Изменить стиль страницы

Он хотел окончательно отрезать этот бассейн от Петрограда, заполучить его целиком в свои руки. Он написал об этом личный доклад в Лондон патрону. Патрон — умница: правильно оценил его мысль!

«Большевики не сообразят опасности для них Ладожского фронта? — ответил он. — Как бы не так! Хотя, впрочем, пусть их не соображают на здоровье! Тем больше причин у вас, Кэддэнхед, сделать это дело, пока они слепы. Действуйте! Остальные получат должные инструкции. Но скажите мне, мальчик, — неужели так-таки совершенно невозможно взорвать парочку-другую их мостов?»

Враги рассуждали, как им казалось, умно и трезво. Они прикидывали и приводили в связь все, что могли узнать о чуждом им мире. Но главного они понять так и не смогли. Именно поэтому история показала, что, к их несчастью, взорвать мосты оказалось немыслимым, а большевики «сообразили» все.

* * *

Речка Видлица вытекает из маленького лесного озерка Ведлозеро, лежащего на широком перешейке между двумя озерами-гигантами — Ладогой и Онегой.

Этот восточный берег древнего «Нево-озера» сравнительно низмен, болотист, лесист. Он перерезан поперек неглубокими долинами Свирицы, Онеги, Тулоксы и Видлицы. Все они, впадая в Ладогу, текут с северо-востока на юго-запад, образуя между Олонцом и тогдашней государственной границей страны как бы ряд трудно преодолеваемых, заболоченных, параллельных друг другу оборонительных рубежей.

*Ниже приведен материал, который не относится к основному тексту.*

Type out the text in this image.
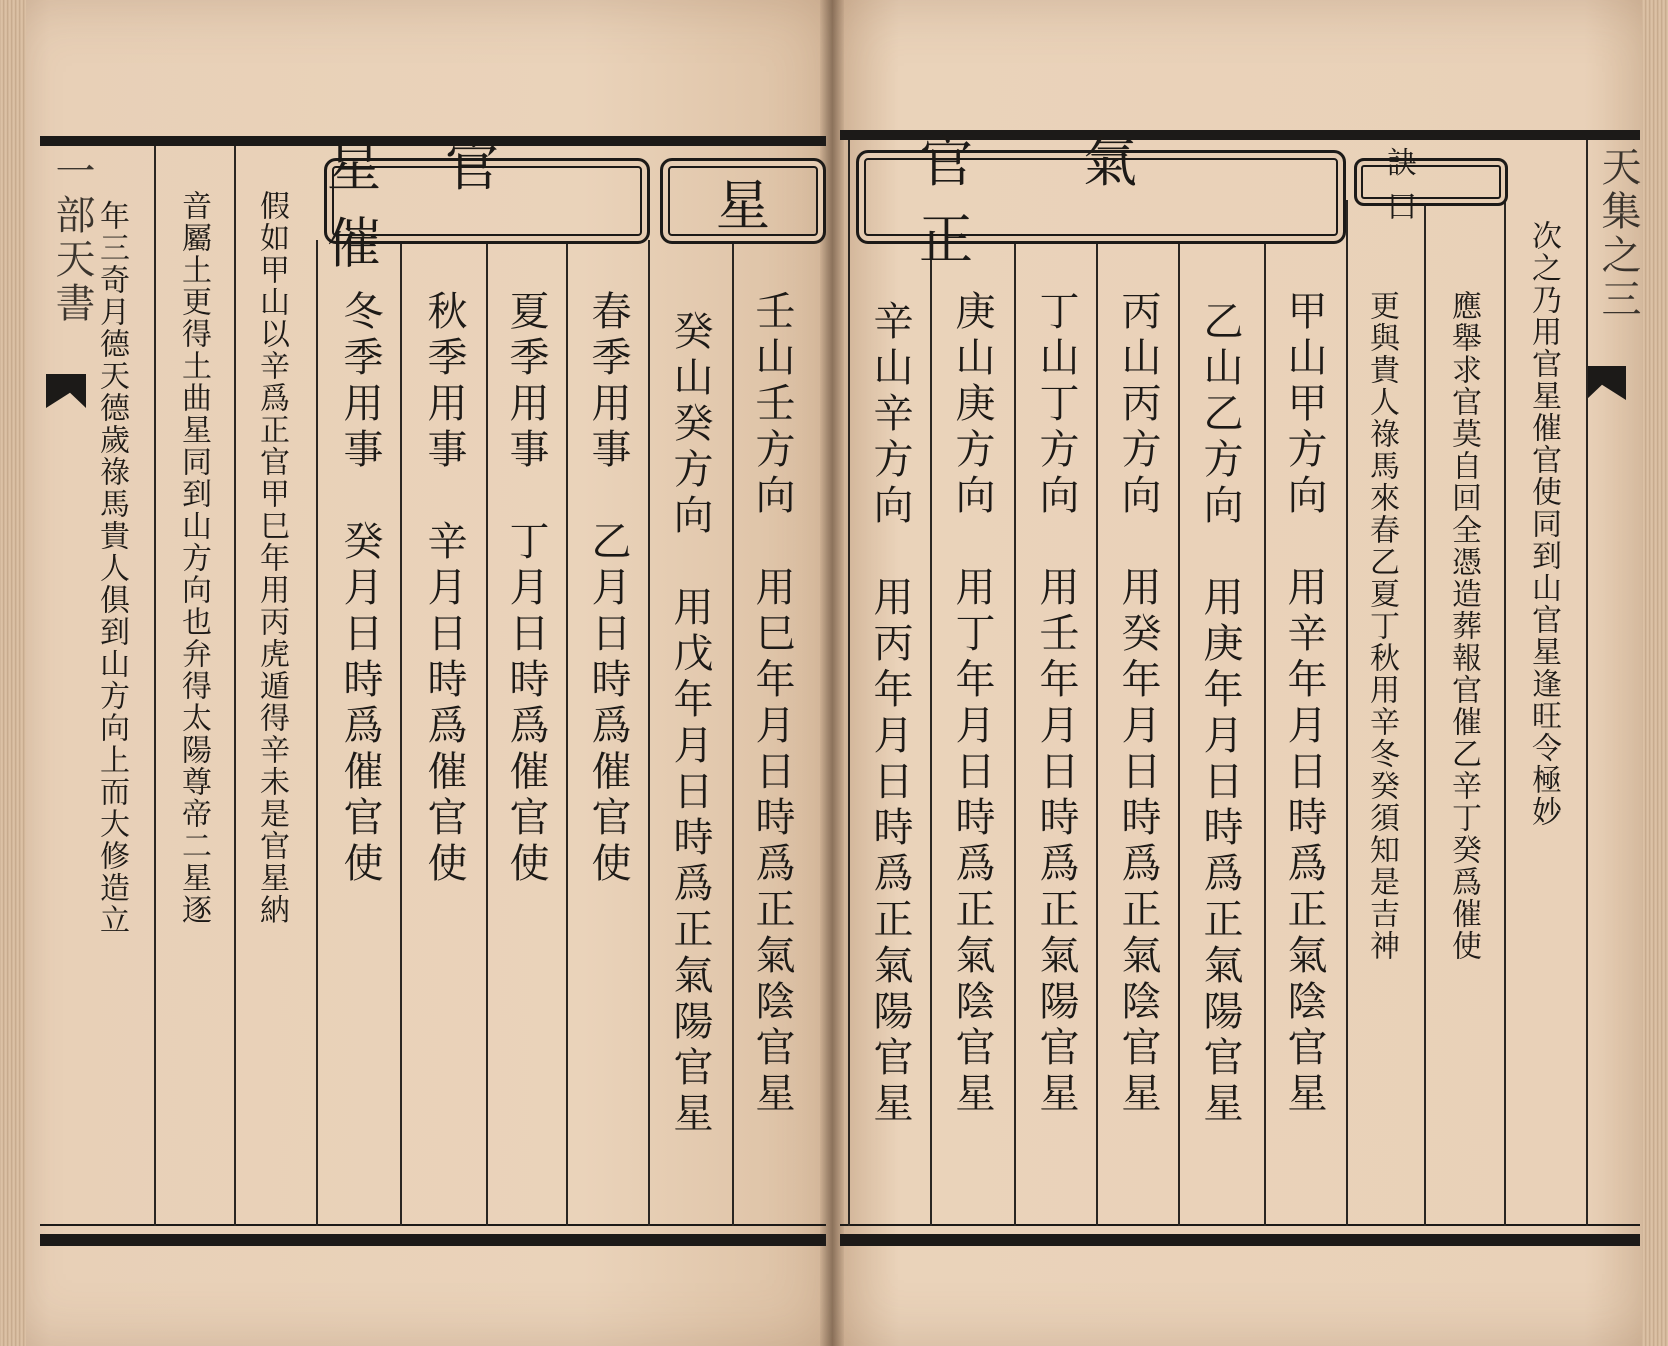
一部天書	星官催
星
壬山壬方向　用巳年月日時爲正氣陰官星
癸山癸方向　用戊年月日時爲正氣陽官星
春季用事　乙月日時爲催官使
夏季用事　丁月日時爲催官使
秋季用事　辛月日時爲催官使
冬季用事　癸月日時爲催官使
假如甲山以辛爲正官甲巳年用丙虎遁得辛未是官星納
音屬土更得土曲星同到山方向也弁得太陽尊帝二星逐
年三奇月德天德歲祿馬貴人俱到山方向上而大修造立	天集之三
官氣正
訣曰
甲山甲方向　用辛年月日時爲正氣陰官星
乙山乙方向　用庚年月日時爲正氣陽官星
丙山丙方向　用癸年月日時爲正氣陰官星
丁山丁方向　用壬年月日時爲正氣陽官星
庚山庚方向　用丁年月日時爲正氣陰官星
辛山辛方向　用丙年月日時爲正氣陽官星	次之乃用官星催官使同到山官星逢旺令極妙
應舉求官莫自回全憑造葬報官催乙辛丁癸爲催使
更與貴人祿馬來春乙夏丁秋用辛冬癸須知是吉神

Перед тем, кто вздумал бы, двигаясь с юга, от Олонца, пробиться на север, к прибрежным островкам Лунгула-саари и Манчин-саари, возникает весьма тяжелая задача.

Глядя на карту этих мест, и Карл фон-Маннергейм, и штабные стратеги Юденича, и их империалистические хозяева испытывали удовлетворение: перешеек был надежно защищен самой природой. Северный финский фронт упирался прямо в громадный водоем на западе и тянулся к другому такому же водоему на востоке. За него можно было быть спокойным: никакие обходы тут немыслимы! Минимальная бдительность, и — попробуйте прорывать в лоб укрепленные рубежи, господа большевики!

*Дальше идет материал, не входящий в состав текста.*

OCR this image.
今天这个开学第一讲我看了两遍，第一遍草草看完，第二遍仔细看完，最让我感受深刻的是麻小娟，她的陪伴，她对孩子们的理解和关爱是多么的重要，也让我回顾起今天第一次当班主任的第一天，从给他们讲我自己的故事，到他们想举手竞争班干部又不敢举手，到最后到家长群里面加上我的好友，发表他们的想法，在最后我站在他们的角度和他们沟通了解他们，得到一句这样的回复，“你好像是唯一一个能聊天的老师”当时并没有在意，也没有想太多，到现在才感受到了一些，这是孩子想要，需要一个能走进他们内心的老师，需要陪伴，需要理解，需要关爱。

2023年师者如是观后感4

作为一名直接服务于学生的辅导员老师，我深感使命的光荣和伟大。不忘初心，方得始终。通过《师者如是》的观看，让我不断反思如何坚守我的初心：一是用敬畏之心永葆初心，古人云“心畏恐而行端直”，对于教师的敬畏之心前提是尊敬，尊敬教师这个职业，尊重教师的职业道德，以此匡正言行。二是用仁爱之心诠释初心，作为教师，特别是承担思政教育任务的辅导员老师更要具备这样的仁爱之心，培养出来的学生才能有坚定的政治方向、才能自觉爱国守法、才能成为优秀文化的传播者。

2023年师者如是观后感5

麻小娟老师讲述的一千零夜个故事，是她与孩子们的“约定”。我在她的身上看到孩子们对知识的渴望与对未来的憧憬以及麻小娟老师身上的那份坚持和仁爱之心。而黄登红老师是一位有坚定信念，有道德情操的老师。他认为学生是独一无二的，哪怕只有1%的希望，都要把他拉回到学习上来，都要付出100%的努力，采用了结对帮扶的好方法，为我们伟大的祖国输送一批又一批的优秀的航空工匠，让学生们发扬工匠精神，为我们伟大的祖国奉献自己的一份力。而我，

Вот почему белофинны почти выпустили из поля своего наблюдения широкий простор Ладоги. Могучее озеро дышало там, за острыми башенками прибрежных елей; в просветах просек в вёдро сияла его совершенно особая, темновасильковая гладь; в непогоду оно билось о берег рыже-зелеными пресными волнами. Пусть бьет, пусть дышит!

Белым оно казалось гигантом-правофланговым, защищающим их с запада. Но именно на него там, в тишине синего вагона на путях Балтийской ветки, много вечеров подряд пристально и молчаливо смотрел товарищ Сталин. Озеро так же не было финским, как залив у Красной Горки не принадлежал ни Юденичу, ни Неклюдову. Озеро было нашим! Это решило все.

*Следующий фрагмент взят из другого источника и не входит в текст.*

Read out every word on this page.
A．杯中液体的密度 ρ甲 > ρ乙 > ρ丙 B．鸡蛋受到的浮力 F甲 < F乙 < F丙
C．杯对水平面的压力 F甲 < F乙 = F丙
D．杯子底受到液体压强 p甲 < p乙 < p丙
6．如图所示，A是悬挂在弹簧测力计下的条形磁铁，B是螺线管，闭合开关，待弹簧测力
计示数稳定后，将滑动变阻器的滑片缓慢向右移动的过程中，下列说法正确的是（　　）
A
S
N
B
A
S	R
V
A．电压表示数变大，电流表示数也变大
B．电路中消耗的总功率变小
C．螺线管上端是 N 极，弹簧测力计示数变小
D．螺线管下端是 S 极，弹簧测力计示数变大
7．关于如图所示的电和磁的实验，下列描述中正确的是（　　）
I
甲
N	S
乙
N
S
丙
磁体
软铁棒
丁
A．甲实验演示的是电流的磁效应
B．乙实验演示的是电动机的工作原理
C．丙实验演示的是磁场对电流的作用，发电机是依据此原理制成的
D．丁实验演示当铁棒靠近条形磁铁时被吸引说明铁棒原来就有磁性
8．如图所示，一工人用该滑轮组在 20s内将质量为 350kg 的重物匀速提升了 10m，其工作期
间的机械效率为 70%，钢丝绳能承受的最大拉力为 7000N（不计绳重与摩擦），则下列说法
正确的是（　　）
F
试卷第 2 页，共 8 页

В последние дни июня редкие ночные прохожие в Петрограде видели, как один за другим разводились в белых ночах невские мосты. Два небольших военных корабля шли куда-то вверх по Неве. Люди опытные понимали: это двинуты в поход миноносцы. «Амурец» можно было прочитать на борту одного. Другой носил имя «Уссуриец».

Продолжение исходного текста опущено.